In seinem Roman “Frohburg„ entwirft Guntram Vesper ein Porträt deutschen Lebens im 20. Jahrhundert. Er hat seinem Heimatort bereits 1985 einen Lyrikband gewidmet, nun 30 Jahre später folgt ein 1008 Seiten, in jedem Sinne starkes Buch.
“ Möbel. Zimmerwände. Tür. Der lange schmale Korridor. Braunes Linoleum. Halb-dunkel. Widerhall der Schritte. Die Steintreppe abwärts. Unten Eingangshalle. Der Quergang … Weißgefleckt der Hund des Gastwirts, Dreibein, blind, nach allen Seiten horchend“. So beginnt das opus magnum, eines Wortebewahrers. Worte, deren Geruch und Geschmack sich sofort hinzugesellen. Vespers Sätze und Gedanken mäandrieren, wie ein naturbelassenes Flussbett, er erzählt die Geschichte Deutschlands in einer derart dichten Sprache, wie wir sie von Peter Kurzeck oder Uwe Johnson kennen.

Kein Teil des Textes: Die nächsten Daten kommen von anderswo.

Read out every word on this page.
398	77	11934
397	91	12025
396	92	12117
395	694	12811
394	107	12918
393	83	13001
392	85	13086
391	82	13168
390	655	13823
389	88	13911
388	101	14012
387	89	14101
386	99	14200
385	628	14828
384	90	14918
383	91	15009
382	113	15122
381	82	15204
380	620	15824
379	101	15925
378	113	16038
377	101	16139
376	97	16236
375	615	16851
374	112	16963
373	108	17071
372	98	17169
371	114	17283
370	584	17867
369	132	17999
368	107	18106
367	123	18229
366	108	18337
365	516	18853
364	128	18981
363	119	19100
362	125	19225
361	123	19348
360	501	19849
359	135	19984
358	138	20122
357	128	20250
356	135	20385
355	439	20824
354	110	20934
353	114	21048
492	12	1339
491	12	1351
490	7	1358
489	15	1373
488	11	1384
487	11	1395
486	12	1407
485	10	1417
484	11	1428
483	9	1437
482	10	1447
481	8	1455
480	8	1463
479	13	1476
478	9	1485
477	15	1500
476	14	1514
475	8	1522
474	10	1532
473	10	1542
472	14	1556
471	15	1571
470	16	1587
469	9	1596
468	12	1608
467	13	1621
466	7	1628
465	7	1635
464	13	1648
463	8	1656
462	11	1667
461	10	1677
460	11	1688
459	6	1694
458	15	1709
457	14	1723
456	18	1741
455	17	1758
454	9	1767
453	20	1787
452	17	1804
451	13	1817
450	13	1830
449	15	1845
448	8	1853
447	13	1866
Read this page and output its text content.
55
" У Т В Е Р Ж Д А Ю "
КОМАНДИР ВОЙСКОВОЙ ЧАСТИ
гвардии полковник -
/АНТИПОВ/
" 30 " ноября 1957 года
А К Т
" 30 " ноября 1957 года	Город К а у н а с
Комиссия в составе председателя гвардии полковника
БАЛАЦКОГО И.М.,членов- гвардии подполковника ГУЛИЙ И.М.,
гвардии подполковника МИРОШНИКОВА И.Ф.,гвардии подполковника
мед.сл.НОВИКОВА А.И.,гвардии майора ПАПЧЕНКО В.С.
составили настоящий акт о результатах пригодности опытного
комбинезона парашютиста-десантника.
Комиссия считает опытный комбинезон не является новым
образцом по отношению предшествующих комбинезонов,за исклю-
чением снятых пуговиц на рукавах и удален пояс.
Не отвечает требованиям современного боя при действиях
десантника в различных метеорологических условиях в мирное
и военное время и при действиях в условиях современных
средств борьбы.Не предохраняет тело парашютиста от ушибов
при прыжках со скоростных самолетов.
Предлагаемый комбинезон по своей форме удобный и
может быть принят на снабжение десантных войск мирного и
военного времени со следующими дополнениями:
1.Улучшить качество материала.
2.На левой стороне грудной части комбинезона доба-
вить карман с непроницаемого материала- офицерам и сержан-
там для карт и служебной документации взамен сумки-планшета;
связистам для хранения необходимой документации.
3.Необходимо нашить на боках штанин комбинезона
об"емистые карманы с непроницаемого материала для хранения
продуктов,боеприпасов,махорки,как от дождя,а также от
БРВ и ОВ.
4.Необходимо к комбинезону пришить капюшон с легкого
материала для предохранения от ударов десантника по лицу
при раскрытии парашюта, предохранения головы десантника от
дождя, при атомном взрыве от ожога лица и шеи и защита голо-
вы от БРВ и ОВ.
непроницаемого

Der Autor wurde 1941 in Frohburg, südlich von Leipzig geboren. 1957 floh die Familie nach Westdeutschland. Dieses nicht so besondere Schicksal bekommt in diesem Roman einen symbolischen Zusammenhang. Der Autor gibt sich persönlichen Erinnerungen hin, die oftmals mit historischen Ereignissen verwoben sind. Wir Leser mögen gern folgen, weil in jedem von uns eine fast vergessene Zeit anklingt. Wir folgen Kindheitserinnerungen, die sich hier in der Kleinstadt mit Anekdoten aus dem Literaturbetrieb, Briefkontakten und Begegnungen mit Autoren mischen, zu einem manchmal anstrengenden, immer packenden Erzählstrom. Einige Erzählstränge enden im Irgendwo, vielleicht auch in unserer eigenen Geschichte. Die persönlichen Erlebnisse berühren stets die deutsche Nachkriegsrealität, die Identität eines Landes einer Landschaft. Mitten in Frohburg befinden wir uns in einem sehr persönlichen Abenteuerroman, mitten im Abenteuer Leben, das kann auch mal bedeuten: viel Zeit für Details, genaues Beleuchten einer Situation, ausuferndes Erzählen um Wunderbares, Seltsames, Seltenes zu bewahren.
Guntram Vesper hat über seine gesamte Lebenszeit Geschichten und Worte gesammelt und nun dürfen wir dabei sein beim Heben eines Schatzes.